In pratica, la numerosità dei modelli e la pluralità dei marchi che erano stati via via acquistati, dalla Lancia alla Alfa Romeo, imponeva un livello di investimenti enormi ma senza mai raggiungere il volume della produzione necessaria per recuperarli. In Europa, la concorrenza francese e quella tedesca facevano solidamente muro, il nord-America si era dimostrato pressochè impenetrabile, mentre dell’Oriente non aveva alcun senso neppure parlarne.
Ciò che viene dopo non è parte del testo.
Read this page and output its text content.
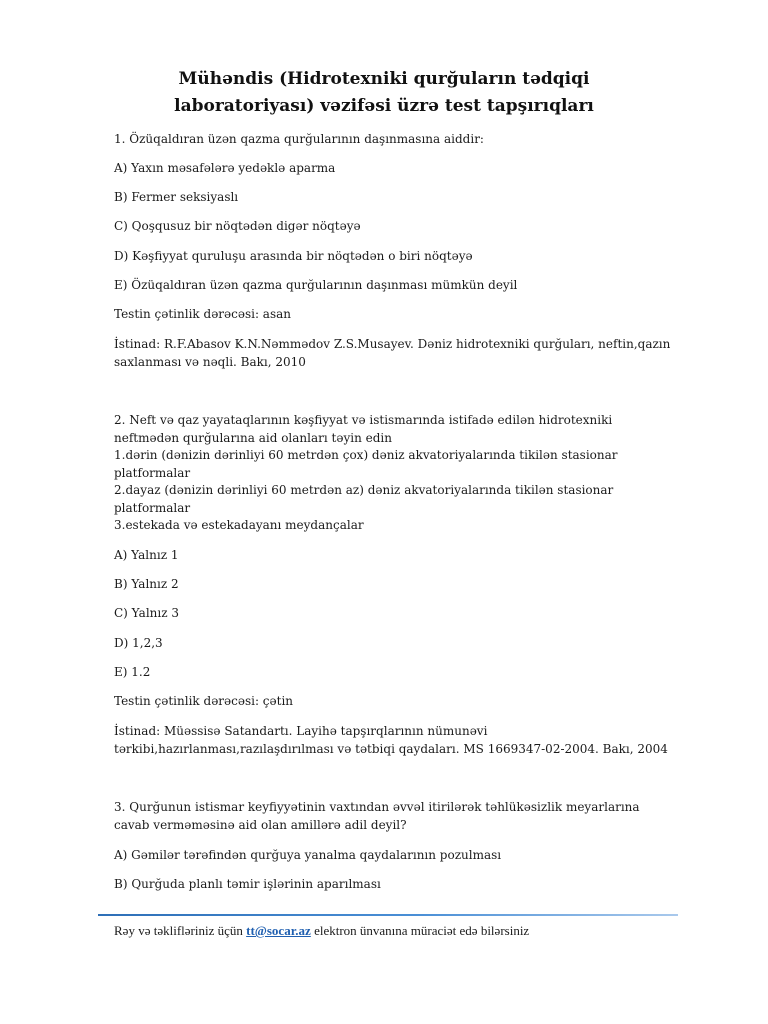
Mühəndis (Hidrotexniki qurğuların tədqiqi
laboratoriyası) vəzifəsi üzrə test tapşırıqları
1. Özüqaldıran üzən qazma qurğularının daşınmasına aiddir:
A) Yaxın məsafələrə yedəklə aparma
B) Fermer seksiyaslı
C) Qoşqusuz bir nöqtədən digər nöqtəyə
D) Kəşfiyyat quruluşu arasında bir nöqtədən o biri nöqtəyə
E) Özüqaldıran üzən qazma qurğularının daşınması mümkün deyil
Testin çətinlik dərəcəsi: asan
İstinad: R.F.Abasov K.N.Nəmmədov Z.S.Musayev. Dəniz hidrotexniki qurğuları, neftin,qazın
saxlanması və nəqli. Bakı, 2010
2. Neft və qaz yayataqlarının kəşfiyyat və istismarında istifadə edilən hidrotexniki
neftmədən qurğularına aid olanları təyin edin
1.dərin (dənizin dərinliyi 60 metrdən çox) dəniz akvatoriyalarında tikilən stasionar
platformalar
2.dayaz (dənizin dərinliyi 60 metrdən az) dəniz akvatoriyalarında tikilən stasionar
platformalar
3.estekada və estekadayanı meydançalar
A) Yalnız 1
B) Yalnız 2
C) Yalnız 3
D) 1,2,3
E) 1.2
Testin çətinlik dərəcəsi: çətin
İstinad: Müəssisə Satandartı. Layihə tapşırqlarının nümunəvi
tərkibi,hazırlanması,razılaşdırılması və tətbiqi qaydaları. MS 1669347-02-2004. Bakı, 2004
3. Qurğunun istismar keyfiyyətinin vaxtından əvvəl itirilərək təhlükəsizlik meyarlarına
cavab verməməsinə aid olan amillərə adil deyil?
A) Gəmilər tərəfindən qurğuya yanalma qaydalarının pozulması
B) Qurğuda planlı təmir işlərinin aparılması
Rəy və təklifləriniz üçün tt@socar.az elektron ünvanına müraciət edə bilərsiniz
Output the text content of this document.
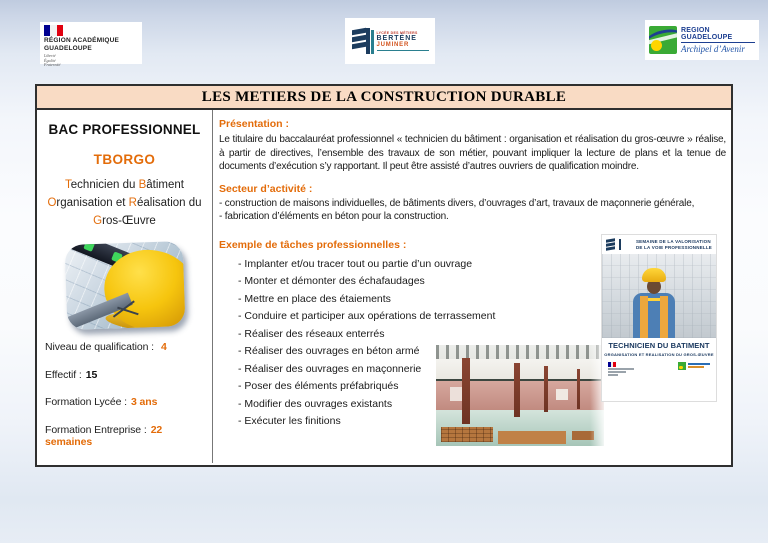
RÉGION ACADÉMIQUE
GUADELOUPE
Liberté
Égalité
Fraternité
LYCÉE DES MÉTIERS
BERTÈNE
JUMINER
REGION GUADELOUPE
Archipel d’Avenir
LES METIERS DE LA CONSTRUCTION DURABLE
BAC PROFESSIONNEL
TBORGO
Technicien du Bâtiment
Organisation et Réalisation du
Gros-Œuvre
Niveau de qualification : 4
Effectif : 15
Formation Lycée : 3 ans
Formation Entreprise : 22 semaines
Présentation :

Le titulaire du baccalauréat professionnel « technicien du bâtiment : organisation et réalisation du gros-œuvre » réalise, à partir de directives, l’ensemble des travaux de son métier, pouvant impliquer la lecture de plans et la tenue de documents d’exécution s’y rapportant. Il peut être assisté d’autres ouvriers de qualification moindre.

Secteur d’activité :
- construction de maisons individuelles, de bâtiments divers, d’ouvrages d’art, travaux de maçonnerie générale,
- fabrication d’éléments en béton pour la construction.
Exemple de tâches professionnelles :
- Implanter et/ou tracer tout ou partie d’un ouvrage
- Monter et démonter des échafaudages
- Mettre en place des étaiements
- Conduire et participer aux opérations de terrassement
- Réaliser des réseaux enterrés
- Réaliser des ouvrages en béton armé
- Réaliser des ouvrages en maçonnerie
- Poser des éléments préfabriqués
- Modifier des ouvrages existants
- Exécuter les finitions
SEMAINE DE LA VALORISATION
DE LA VOIE PROFESSIONNELLE
TECHNICIEN DU BATIMENT
ORGANISATION ET REALISATION DU GROS-ŒUVRE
Certo, in India andavano assai bene le catene di montaggio di modelli dismessi, come la mitica 1100R che era utilizzata dappertutto come taxi, al pari delle Peugeot francesi. E solo Brasile davano soddisfazione modelli come la Duna, particolarmente adatta per la rusticità della costruzione, a quel mercato. Ma era tutto abborracciato a dire poco.
Della produzione in Italia, poi, è meglio non parlare: la legittima lotta sindacale da una parte, e soprattutto il terrorismo, avevano rappresentato una esperienza devastante. La incapacità di gestire la prima, affrontandola a muso duro con la “marcia dei 40 mila” e la serrata di Mirafiori, era stata plateale: erano troppo lontani i tempi in cui Umberto Agnelli si sedeva al tavolo cercando accordi innovativi per affrontare i temi della salute degli operai.

L’accordo fatto con i francesi, attraverso Stellantis, ha ridotto ancora di più il peso del marchio FIAT e della produzione italiana, ridotta praticamente alla “500” nelle sue versioni: un modello piacevolissimo, di successo, ma troppo di nicchia per conquistare i mercati globali. Negli Usa, dove pure era stata lanciata come un’icona, ha preso batoste terribili: dalle 43.772 unità del 2012, le vendite sono crollate ad appena 5.370 nel 2018. A partire dal 2019, la versione 500e ha venduto meno di cento unità al mese, riflettendo il collasso del mercato delle minivetture.

Anche negli Usa, la produzione di auto ristagna e la stessa Tesla ridimensiona gli organici: tutti vanno a costruire impianti in Messico ma per vendere negli Usa.
Per la ripresa della produzione in Italia, le prospettive non sono affatto rosee: perché i nostri costi della manodopera, come quelli di tutti gli altri Paesi europei, non sono minimamente paragonabili rispetto a quelli in Turchia, oppure in Marocco, per fare un paragone con i Paesi emergenti nella manifattura nell’area del Mediterraneo. In quei Paesi, tutto costa enormemente meno che in Italia: dagli alloggi all’alimentazione, ai trasporti. E’ una concorrenza imbattibile, ed è assurdo immaginare di batterla con gli operai immigrati.

I prezzi delle auto sono globali, mentre i costi sono locali: così come succede da decenni per il tessile e l’abbigliamento, e come accade ormai da diversi anni per gli elettrodomestici, si produce in Marocco ed in Turchia per rivendere in Italia.
Ora è arrivato il turno delle auto: nessuna novità, dunque, se non la scoperta dell’acqua calda.